According to the author, he mentioned that there was the “tour” (Fuchs, 1984, p21) that people can leave babies anonymously in Paris in 1811. Fuchs explained that tours were “wooden cylindrical concave boxes, approximately 55cm in diameter which were in a window like aperture in the wall of the hospice and served as cradle-turntables” (Fuchs, 1984, p21- 22) The cradle-turntables, Fuchs mentioned, were faced half the street and half inside of the hospice so people put their babies and turned the table half so that their babies went in the hospice. Then, “a bell sounded a bell to alert the nun on the in side that a baby had been deposited” as Fuchs mentioned (Fuchs, 1984, p22).

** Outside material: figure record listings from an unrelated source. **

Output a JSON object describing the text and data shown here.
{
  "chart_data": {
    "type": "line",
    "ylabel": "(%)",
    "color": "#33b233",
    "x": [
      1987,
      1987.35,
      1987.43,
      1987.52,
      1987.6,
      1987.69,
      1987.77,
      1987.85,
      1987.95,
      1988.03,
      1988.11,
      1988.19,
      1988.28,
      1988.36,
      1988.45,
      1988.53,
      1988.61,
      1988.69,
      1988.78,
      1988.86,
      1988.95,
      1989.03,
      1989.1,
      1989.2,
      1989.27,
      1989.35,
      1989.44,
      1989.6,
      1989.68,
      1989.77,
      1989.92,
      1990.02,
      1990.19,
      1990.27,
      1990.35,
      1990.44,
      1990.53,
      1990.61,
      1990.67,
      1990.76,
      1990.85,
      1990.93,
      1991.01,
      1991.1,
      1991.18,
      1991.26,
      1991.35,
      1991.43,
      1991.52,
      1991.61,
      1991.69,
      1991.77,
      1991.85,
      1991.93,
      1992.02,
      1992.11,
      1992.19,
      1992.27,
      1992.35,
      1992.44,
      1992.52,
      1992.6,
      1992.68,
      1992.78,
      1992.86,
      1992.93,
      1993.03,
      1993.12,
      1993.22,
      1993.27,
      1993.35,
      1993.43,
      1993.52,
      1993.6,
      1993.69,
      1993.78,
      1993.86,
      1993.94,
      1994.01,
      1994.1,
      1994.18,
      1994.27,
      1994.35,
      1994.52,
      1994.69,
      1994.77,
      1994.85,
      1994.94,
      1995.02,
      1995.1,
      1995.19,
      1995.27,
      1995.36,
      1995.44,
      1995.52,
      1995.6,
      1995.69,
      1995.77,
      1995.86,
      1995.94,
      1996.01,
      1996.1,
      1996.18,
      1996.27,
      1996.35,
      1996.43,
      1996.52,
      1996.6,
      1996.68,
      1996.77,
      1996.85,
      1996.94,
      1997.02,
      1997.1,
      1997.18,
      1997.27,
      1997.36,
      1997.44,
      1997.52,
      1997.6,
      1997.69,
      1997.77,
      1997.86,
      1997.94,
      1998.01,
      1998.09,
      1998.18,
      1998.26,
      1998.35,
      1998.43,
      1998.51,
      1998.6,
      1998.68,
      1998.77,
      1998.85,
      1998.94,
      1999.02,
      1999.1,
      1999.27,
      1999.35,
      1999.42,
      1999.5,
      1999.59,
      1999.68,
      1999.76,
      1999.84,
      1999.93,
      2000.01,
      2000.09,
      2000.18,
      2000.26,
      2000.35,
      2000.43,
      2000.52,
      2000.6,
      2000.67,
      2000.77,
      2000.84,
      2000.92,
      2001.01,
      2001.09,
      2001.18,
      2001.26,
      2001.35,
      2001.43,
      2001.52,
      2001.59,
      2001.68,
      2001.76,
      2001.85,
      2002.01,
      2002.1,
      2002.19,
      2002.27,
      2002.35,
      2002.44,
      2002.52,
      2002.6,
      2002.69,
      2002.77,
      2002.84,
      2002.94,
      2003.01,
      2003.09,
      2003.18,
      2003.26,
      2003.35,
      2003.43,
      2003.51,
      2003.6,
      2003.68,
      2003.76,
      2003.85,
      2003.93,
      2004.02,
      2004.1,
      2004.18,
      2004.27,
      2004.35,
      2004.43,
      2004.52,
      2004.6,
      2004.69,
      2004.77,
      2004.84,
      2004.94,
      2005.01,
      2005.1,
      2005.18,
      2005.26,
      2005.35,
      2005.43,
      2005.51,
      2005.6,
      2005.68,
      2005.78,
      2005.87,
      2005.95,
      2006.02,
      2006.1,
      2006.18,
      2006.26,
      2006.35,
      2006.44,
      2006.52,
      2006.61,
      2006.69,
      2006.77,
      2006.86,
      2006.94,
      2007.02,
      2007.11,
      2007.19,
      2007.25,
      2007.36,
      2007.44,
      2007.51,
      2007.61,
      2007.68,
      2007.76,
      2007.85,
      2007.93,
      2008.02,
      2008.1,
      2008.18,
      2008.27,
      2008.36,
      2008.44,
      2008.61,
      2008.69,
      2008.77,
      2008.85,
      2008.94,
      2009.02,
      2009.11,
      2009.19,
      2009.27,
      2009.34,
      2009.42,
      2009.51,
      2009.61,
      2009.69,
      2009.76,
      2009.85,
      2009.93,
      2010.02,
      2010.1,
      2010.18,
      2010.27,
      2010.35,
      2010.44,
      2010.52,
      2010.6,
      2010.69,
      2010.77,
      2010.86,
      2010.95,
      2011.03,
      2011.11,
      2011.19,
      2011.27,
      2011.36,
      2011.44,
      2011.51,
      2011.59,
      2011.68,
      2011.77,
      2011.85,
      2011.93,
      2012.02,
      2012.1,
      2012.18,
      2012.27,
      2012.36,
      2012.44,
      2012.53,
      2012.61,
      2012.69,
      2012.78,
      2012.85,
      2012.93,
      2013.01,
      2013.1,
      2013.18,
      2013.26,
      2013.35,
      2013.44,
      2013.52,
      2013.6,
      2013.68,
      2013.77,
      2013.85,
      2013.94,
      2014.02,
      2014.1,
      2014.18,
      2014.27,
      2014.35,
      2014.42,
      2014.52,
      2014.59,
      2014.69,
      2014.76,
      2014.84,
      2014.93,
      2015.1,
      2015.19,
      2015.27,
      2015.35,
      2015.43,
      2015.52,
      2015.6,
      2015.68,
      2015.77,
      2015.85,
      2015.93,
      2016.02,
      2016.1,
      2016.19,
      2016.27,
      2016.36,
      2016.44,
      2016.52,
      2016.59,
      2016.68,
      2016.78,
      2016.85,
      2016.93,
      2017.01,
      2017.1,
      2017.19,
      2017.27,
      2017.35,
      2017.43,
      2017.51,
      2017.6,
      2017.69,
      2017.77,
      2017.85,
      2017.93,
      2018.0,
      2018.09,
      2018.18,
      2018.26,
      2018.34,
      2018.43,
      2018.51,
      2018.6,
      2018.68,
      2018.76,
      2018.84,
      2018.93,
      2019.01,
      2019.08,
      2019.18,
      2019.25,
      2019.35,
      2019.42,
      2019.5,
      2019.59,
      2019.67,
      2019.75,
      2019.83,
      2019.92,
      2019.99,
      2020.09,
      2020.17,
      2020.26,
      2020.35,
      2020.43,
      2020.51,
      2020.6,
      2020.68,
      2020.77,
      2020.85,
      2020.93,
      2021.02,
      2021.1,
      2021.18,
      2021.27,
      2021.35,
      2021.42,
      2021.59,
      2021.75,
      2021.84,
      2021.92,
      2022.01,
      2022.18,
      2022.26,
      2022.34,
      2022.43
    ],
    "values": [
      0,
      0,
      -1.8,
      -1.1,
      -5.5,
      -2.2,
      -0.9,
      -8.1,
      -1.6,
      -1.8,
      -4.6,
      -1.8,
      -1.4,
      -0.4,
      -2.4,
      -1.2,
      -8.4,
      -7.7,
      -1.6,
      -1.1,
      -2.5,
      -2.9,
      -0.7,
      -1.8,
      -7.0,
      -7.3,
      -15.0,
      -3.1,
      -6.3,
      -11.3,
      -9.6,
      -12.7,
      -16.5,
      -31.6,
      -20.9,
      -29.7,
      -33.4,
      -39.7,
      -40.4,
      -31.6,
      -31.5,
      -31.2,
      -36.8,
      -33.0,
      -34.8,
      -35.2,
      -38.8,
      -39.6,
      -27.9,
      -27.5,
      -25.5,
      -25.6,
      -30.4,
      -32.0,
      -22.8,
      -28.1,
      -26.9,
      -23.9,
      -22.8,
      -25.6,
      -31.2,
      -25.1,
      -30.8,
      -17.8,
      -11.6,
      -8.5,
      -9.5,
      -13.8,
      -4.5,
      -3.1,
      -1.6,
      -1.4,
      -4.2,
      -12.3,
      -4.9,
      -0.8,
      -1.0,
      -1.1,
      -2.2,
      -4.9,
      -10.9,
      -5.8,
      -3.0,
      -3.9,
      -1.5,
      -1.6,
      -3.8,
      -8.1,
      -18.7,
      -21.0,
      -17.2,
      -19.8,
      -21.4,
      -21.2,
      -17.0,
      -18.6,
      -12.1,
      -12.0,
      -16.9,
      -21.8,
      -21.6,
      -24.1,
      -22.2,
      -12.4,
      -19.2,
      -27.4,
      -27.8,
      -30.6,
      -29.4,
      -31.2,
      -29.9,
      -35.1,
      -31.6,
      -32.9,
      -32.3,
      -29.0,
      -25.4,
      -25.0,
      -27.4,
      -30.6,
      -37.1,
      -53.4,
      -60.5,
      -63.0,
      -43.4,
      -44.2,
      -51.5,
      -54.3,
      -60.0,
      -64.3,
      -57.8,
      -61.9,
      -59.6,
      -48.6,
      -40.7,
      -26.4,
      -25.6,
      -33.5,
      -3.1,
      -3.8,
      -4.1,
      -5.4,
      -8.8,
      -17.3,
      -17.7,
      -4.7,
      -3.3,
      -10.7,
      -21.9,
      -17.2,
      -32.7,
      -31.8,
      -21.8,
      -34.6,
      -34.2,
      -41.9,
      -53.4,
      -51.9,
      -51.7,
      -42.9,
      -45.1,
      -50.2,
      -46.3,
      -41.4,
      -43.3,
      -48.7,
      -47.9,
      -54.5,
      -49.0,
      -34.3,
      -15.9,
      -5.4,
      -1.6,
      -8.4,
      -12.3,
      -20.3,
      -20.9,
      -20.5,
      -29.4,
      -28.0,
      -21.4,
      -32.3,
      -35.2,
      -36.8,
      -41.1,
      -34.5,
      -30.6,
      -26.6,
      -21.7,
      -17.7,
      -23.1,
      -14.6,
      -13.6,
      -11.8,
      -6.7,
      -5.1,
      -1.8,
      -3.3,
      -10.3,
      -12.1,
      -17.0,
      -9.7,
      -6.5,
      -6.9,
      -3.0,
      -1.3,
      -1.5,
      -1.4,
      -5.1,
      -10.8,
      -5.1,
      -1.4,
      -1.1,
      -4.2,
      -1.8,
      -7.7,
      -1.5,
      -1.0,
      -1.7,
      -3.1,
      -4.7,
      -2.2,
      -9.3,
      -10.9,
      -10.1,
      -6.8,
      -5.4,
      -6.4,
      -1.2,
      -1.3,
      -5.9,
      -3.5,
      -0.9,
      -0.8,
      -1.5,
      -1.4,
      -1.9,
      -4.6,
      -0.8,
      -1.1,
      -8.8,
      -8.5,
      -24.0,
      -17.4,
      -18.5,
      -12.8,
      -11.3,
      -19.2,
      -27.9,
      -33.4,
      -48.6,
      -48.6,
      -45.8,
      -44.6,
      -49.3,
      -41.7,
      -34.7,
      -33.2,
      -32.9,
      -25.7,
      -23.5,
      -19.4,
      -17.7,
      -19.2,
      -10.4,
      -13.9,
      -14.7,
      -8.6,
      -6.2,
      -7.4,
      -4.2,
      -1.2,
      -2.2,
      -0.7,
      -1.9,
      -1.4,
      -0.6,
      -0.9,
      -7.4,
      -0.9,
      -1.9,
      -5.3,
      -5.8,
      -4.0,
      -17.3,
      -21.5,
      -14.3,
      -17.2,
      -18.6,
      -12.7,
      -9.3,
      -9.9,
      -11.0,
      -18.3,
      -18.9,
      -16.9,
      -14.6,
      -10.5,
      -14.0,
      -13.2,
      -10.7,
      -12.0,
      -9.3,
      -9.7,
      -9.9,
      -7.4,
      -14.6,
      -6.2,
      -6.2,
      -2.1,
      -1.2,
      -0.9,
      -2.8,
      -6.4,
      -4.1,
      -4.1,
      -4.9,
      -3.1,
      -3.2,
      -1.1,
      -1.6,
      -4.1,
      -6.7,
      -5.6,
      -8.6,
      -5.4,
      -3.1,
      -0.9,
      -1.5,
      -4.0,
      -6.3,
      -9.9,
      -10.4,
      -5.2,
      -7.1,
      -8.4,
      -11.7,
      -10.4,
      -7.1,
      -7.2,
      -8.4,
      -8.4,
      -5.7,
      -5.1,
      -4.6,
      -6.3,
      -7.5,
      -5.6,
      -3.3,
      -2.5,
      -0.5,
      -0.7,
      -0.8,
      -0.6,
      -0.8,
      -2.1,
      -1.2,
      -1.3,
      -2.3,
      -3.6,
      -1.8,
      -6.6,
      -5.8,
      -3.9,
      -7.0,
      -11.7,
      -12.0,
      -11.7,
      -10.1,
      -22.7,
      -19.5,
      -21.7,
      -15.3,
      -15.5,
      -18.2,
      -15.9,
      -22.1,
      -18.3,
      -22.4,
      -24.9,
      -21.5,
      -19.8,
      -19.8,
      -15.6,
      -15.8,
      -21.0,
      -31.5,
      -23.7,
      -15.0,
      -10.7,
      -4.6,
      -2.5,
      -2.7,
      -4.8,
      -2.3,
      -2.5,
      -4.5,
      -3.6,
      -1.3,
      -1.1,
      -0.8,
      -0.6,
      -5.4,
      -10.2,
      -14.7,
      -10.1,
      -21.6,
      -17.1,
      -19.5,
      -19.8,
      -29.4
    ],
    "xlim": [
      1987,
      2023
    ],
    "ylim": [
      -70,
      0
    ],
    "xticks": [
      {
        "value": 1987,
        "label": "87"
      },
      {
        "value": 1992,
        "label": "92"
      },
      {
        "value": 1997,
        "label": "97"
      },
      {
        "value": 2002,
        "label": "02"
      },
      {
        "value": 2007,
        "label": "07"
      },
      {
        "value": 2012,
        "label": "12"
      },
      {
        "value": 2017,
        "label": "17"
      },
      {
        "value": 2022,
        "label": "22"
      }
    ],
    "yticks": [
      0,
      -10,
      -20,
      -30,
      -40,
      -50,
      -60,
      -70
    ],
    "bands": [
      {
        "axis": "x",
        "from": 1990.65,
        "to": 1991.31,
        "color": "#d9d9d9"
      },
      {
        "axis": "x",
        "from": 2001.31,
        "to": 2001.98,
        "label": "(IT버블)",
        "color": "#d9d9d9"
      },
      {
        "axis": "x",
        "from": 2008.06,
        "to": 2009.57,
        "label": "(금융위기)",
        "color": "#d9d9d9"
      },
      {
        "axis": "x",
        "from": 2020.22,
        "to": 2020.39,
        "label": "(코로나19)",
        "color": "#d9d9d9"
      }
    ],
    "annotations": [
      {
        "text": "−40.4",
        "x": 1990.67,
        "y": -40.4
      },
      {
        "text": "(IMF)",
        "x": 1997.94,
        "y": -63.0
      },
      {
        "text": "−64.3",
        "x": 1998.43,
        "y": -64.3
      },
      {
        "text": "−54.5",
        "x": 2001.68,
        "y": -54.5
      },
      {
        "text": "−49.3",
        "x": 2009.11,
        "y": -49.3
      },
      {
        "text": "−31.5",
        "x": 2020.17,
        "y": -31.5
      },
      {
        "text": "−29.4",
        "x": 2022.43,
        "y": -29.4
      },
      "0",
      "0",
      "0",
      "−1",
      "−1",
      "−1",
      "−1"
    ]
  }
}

Surprisingly, Fuchs indicated that the hospice “almost always knew the mother’s name, occupation, and address”(Fuchs, 1984, p31) thorough the Maison d’ Accouchement which is the place to give a birth, however; they kept secret of the mother’s information. The tour wasn’t open until 1827 because of the controversy between that tour was “making abandonment easier in order to prevent abortion and infanticide and making in more difficult in order to prevent immoral behavior.”(Fuchs, 1984, p22) It was because the tour was “the physical instrument” (Fuchs, 1984, p22) of anonymity. From 1811, Fuchs said that state law tried to be stipulated to protect abandoned children, but it didn’t work well. Fuchs stated that abandoned children were “potentially deviant”(Fuchs, 1984, p33) to bring other people’s state up.

1 comment:

Ryan said...

It surprised me when you told me about this. However, I can not unerstand what were those people thinking who sent their children to the "tour" easily. But comparing abortion, this operation is better.